Acórdão Nº 5002250-40.2022.8.24.0022 do Primeira Câmara de Direito Comercial, 22-09-2022

Número do processo5002250-40.2022.8.24.0022
Data22 Setembro 2022
Tribunal de OrigemTribunal de Justiça de Santa Catarina
ÓrgãoPrimeira Câmara de Direito Comercial
Classe processualApelação
Tipo de documentoAcórdão
Apelação Nº 5002250-40.2022.8.24.0022/SC

RELATOR: Desembargador LUIZ ZANELATO

APELANTE: SEBASTIAO ALVES PEREIRA (AUTOR) APELADO: BANCO BMG S.A (RÉU)

RELATÓRIO

SEBASTIAO ALVES PEREIRA interpôs recurso de apelação contra a sentença proferida pelo magistrado de primeiro grau Elton Vitor Zuquelo, nos autos da ação anulatória c/c indenizatória proposta contra BANCO BMG S.A, em curso perante o juízo da 1ª Vara Cível da Comarca de Curitibanos, que julgou improcedentes os pedidos formulados na petição inicial, nestes termos:

Sebastião Alves Pereira qualificado, ajuizou AÇÃO DECLARATÓRIA, c/c INDENIZATÓRIA POR DANOS MORAIS E MATERIAIS E OBRIGAÇÃO DE FAZER contra Banco BMG S.A. também qualificado, ao argumento de que percebe benefício previdenciário de pensão por morte, NB: 135.208.949-9 e, nesta condição realizou contratos de empréstimos consignados em vários Bancos, inclusive junto ao Réu. Relata que acreditava estar realizando mais um empréstimo nesta modalidade, sendo informado que o pagamento seria realizado com os descontos mensais diretamente do seu benefício, conforme sistemática de pagamento dos empréstimos consignados. Entretanto, informa que foi surpreendido com o desconto de Reserva de Margem Consignável de Cartão de Crédito - RMC, dedução muito diferente do empréstimo consignado almejado. Afirma que nunca recebeu o cartão de crédito, tão pouco utilizou-se dele para algo, e mesmo assim estão ocorrendo descontos em seu benefício. Esclarece que os serviços em momento algum foram solicitados ou, contratados, já que apenas requereu e autorizou empréstimo consignado e não via cartão de crédito. Aduz que a modalidade de empréstimo via cartão, na prática, é impagável, pois, ao realizar a reserva da margem de 5% e efetuar o desconto do valor mínimo diretamente nos proventos da parte autora, debita-se mensalmente apenas os juros e encargos de refinanciamento do valor total da dívida. Postula a tutela de urgência. Apresenta sua fundamentação jurídica e demais argumentos a seu favor. Junta documentos. Pede a procedência.

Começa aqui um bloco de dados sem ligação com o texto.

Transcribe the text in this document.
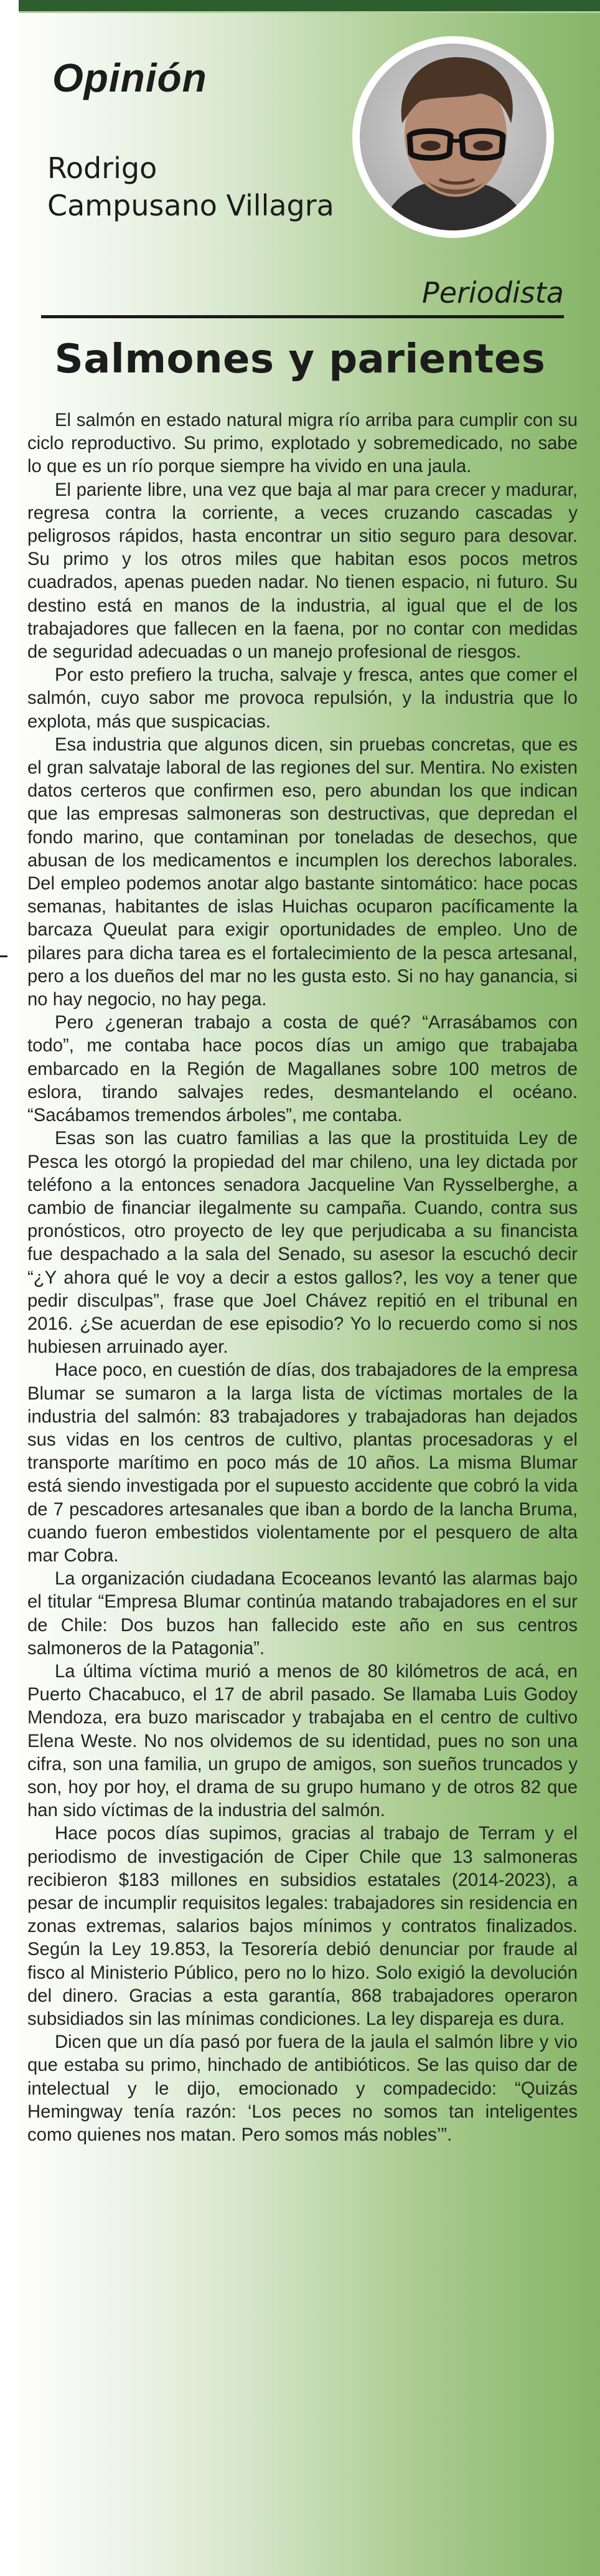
Opinión
Rodrigo
Campusano Villagra
Periodista
Salmones y parientes

El salmón en estado natural migra río arriba para cumplir con su ciclo reproductivo. Su primo, explotado y sobremedicado, no sabe lo que es un río porque siempre ha vivido en una jaula.

El pariente libre, una vez que baja al mar para crecer y madurar, regresa contra la corriente, a veces cruzando cascadas y peligrosos rápidos, hasta encontrar un sitio seguro para desovar. Su primo y los otros miles que habitan esos pocos metros cuadrados, apenas pueden nadar. No tienen espacio, ni futuro. Su destino está en manos de la industria, al igual que el de los trabajadores que fallecen en la faena, por no contar con medidas de seguridad adecuadas o un manejo profesional de riesgos.

Por esto prefiero la trucha, salvaje y fresca, antes que comer el salmón, cuyo sabor me provoca repulsión, y la industria que lo explota, más que suspicacias.

Esa industria que algunos dicen, sin pruebas concretas, que es el gran salvataje laboral de las regiones del sur. Mentira. No existen datos certeros que confirmen eso, pero abundan los que indican que las empresas salmoneras son destructivas, que depredan el fondo marino, que contaminan por toneladas de desechos, que abusan de los medicamentos e incumplen los derechos laborales. Del empleo podemos anotar algo bastante sintomático: hace pocas semanas, habitantes de islas Huichas ocuparon pacíficamente la barcaza Queulat para exigir oportunidades de empleo. Uno de pilares para dicha tarea es el fortalecimiento de la pesca artesanal, pero a los dueños del mar no les gusta esto. Si no hay ganancia, si no hay negocio, no hay pega.

Pero ¿generan trabajo a costa de qué? “Arrasábamos con todo”, me contaba hace pocos días un amigo que trabajaba embarcado en la Región de Magallanes sobre 100 metros de eslora, tirando salvajes redes, desmantelando el océano. “Sacábamos tremendos árboles”, me contaba.

Esas son las cuatro familias a las que la prostituida Ley de Pesca les otorgó la propiedad del mar chileno, una ley dictada por teléfono a la entonces senadora Jacqueline Van Rysselberghe, a cambio de financiar ilegalmente su campaña. Cuando, contra sus pronósticos, otro proyecto de ley que perjudicaba a su financista fue despachado a la sala del Senado, su asesor la escuchó decir “¿Y ahora qué le voy a decir a estos gallos?, les voy a tener que pedir disculpas”, frase que Joel Chávez repitió en el tribunal en 2016. ¿Se acuerdan de ese episodio? Yo lo recuerdo como si nos hubiesen arruinado ayer.

Hace poco, en cuestión de días, dos trabajadores de la empresa Blumar se sumaron a la larga lista de víctimas mortales de la industria del salmón: 83 trabajadores y trabajadoras han dejados sus vidas en los centros de cultivo, plantas procesadoras y el transporte marítimo en poco más de 10 años. La misma Blumar está siendo investigada por el supuesto accidente que cobró la vida de 7 pescadores artesanales que iban a bordo de la lancha Bruma, cuando fueron embestidos violentamente por el pesquero de alta mar Cobra.

La organización ciudadana Ecoceanos levantó las alarmas bajo el titular “Empresa Blumar continúa matando trabajadores en el sur de Chile: Dos buzos han fallecido este año en sus centros salmoneros de la Patagonia”.

La última víctima murió a menos de 80 kilómetros de acá, en Puerto Chacabuco, el 17 de abril pasado. Se llamaba Luis Godoy Mendoza, era buzo mariscador y trabajaba en el centro de cultivo Elena Weste. No nos olvidemos de su identidad, pues no son una cifra, son una familia, un grupo de amigos, son sueños truncados y son, hoy por hoy, el drama de su grupo humano y de otros 82 que han sido víctimas de la industria del salmón.

Hace pocos días supimos, gracias al trabajo de Terram y el periodismo de investigación de Ciper Chile que 13 salmoneras recibieron $183 millones en subsidios estatales (2014-2023), a pesar de incumplir requisitos legales: trabajadores sin residencia en zonas extremas, salarios bajos mínimos y contratos finalizados. Según la Ley 19.853, la Tesorería debió denunciar por fraude al fisco al Ministerio Público, pero no lo hizo. Solo exigió la devolución del dinero. Gracias a esta garantía, 868 trabajadores operaron subsidiados sin las mínimas condiciones. La ley dispareja es dura.

Dicen que un día pasó por fuera de la jaula el salmón libre y vio que estaba su primo, hinchado de antibióticos. Se las quiso dar de intelectual y le dijo, emocionado y compadecido: “Quizás Hemingway tenía razón: ‘Los peces no somos tan inteligentes como quienes nos matan. Pero somos más nobles’”.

Citado, o banco Réu contesta arguindo inépcia da inicial e falta de interesse de agir. Levantou prejudicial de mérito pela prescrição. Meritualmente, defende a legalidade da contratação. Aduz que houve solicitação para emissão do cartão de crédito, cuja pactuação se deu através de contrato escrito, e que o valor foi liberado na modalidade de antecipação do crédito diretamente na conta do autor, e de uso dos valores mediante saques. Disse que essas condições foram previamente esclarecidas ao postulante, que as aceitou e utilizou regularmente os serviços fornecidos pela parte acionada. A alegação de desconhecimento nesses casos é inadmissível, pois o negócio jurídico é legal, houve cumprimento do dever de informação e uso dos serviços, sendo impositiva a improcedência dos pedidos iniciais. Juntou documentos.

Houve réplica.

DECISÃO:

Prescindível a colheita de outras provas, visto como as questões postas são eminentemente de direito.

Inocorre inépcia da inicial na forma do art. 330, §2 do CPC, visto que o pleito autoral pretende o reconhecimento da ilegalidade da contratação e afastamento da RMC em seu benefício previdenciário, inexistindo requerimento acerca de revisão de cláusulas contratuais.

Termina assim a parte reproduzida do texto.